Un des paradoxes – et dieu sait
qu’ils sont nombreux dans la vie de Minou P. – c’est son refus de vivre dans le
passé, alors qu’elle sait que, sans sa venue au Québec avec André P., son époux
et père de ses deux enfants, elle n’aurait jamais connu une vie professionnelle
comme la sienne et que ses fréquents retours sur la Côte d’Azur, notamment pour
le Festival du cinéma de Cannes, sont autant de symboles d’un retour en arrière
sur les côtes méditerranéennes.
Nathalie Petrowski sait bien que,
loin du discours public, la relation mère-fille peut souvent être acrimonieuse.
Celle entre elle et sa mère fut ainsi, ce que des gens qui ont fréquenté Minou
P. peuvent avoir de la difficulté à comprendre. Comme l’écrit le journaliste É.
Paré : « Sans être moraliste ou réactionnaire, La vie de ma mère
montre l’envers de la médaille de cette vie de bohème, de cet existentialisme
qui a fait voler en éclats les vieilles valeurs familiales dans les années 1960
et 1970 au Québec. Ce livre fait du même coup contrepoids à tout un discours
actuel, qui érige en modèle féministe les mères indignes, les cougars et autres
anticonformistes, comme Minou Petrowski. »
Le portrait que fait Nathalie P.
de sa mère n’est pas reluisant même si elle tente par tous les moyens d’être la
fille idéale d’une mère idéale. L’image qui m’est venue en tête maintes fois à
la lecture du récit, c’est celle d’une personne prise dans une bourrasque qui
tente, tant bien que mal, de garder le cap malgré toute l’énergie que cela lui
demande.
À quel moment de notre existence
peut-on lire un tel récit et bien le comprendre? Ado, on a peu ou pas d’autre référence
de mère que la sienne. Adulte, on en a trop ou trop peu. Âgé, on en a perdu le
compte. La vie de ma mère ajoute à ce dernier groupe une référence forte :
de mère indigne à fille qui brise le miroir où sa génitrice brillait. Car, oui,
Minou Petrowski a brillé de tous les feux du strass et des paillettes toute sa
vie d’adulte jusque dans sa fin de vie semblable à une tragicomédie.

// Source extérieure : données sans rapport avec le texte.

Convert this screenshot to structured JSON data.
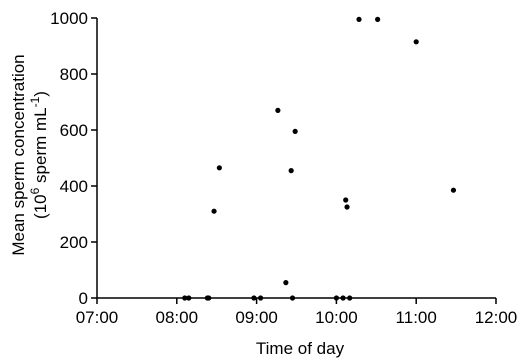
{
  "chart_data": {
    "type": "scatter",
    "title": "",
    "xlabel": "Time of day",
    "ylabel_line1": "Mean sperm concentration",
    "ylabel_line2_parts": [
      "(10",
      "6",
      " sperm mL",
      "-1",
      ")"
    ],
    "xlim": [
      "07:00",
      "12:00"
    ],
    "ylim": [
      0,
      1000
    ],
    "x_ticks": [
      "07:00",
      "08:00",
      "09:00",
      "10:00",
      "11:00",
      "12:00"
    ],
    "y_ticks": [
      0,
      200,
      400,
      600,
      800,
      1000
    ],
    "grid": false,
    "legend": "none",
    "points": [
      {
        "x": "08:06",
        "y": 0
      },
      {
        "x": "08:09",
        "y": 0
      },
      {
        "x": "08:23",
        "y": 0
      },
      {
        "x": "08:24",
        "y": 0
      },
      {
        "x": "08:28",
        "y": 310
      },
      {
        "x": "08:32",
        "y": 465
      },
      {
        "x": "08:58",
        "y": 0
      },
      {
        "x": "09:03",
        "y": 0
      },
      {
        "x": "09:16",
        "y": 670
      },
      {
        "x": "09:22",
        "y": 55
      },
      {
        "x": "09:26",
        "y": 455
      },
      {
        "x": "09:27",
        "y": 0
      },
      {
        "x": "09:29",
        "y": 595
      },
      {
        "x": "10:00",
        "y": 0
      },
      {
        "x": "10:05",
        "y": 0
      },
      {
        "x": "10:07",
        "y": 350
      },
      {
        "x": "10:08",
        "y": 325
      },
      {
        "x": "10:10",
        "y": 0
      },
      {
        "x": "10:17",
        "y": 995
      },
      {
        "x": "10:31",
        "y": 995
      },
      {
        "x": "11:00",
        "y": 915
      },
      {
        "x": "11:28",
        "y": 385
      }
    ]
  }
}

Le récit que propose Nathalie
Petrowski et la forme donnée à sa prose donnent à penser que la trame est à
deux niveaux : le niveau périphérique évoque les réflexions de l’autrice
sur ce qu’elle écrit en relation avec son sujet et elle-même; le niveau central,
c’est la description détaillée de faits et gestes glanés au fil de ses
rapprochements et ses éloignements de cette « mère indigne ».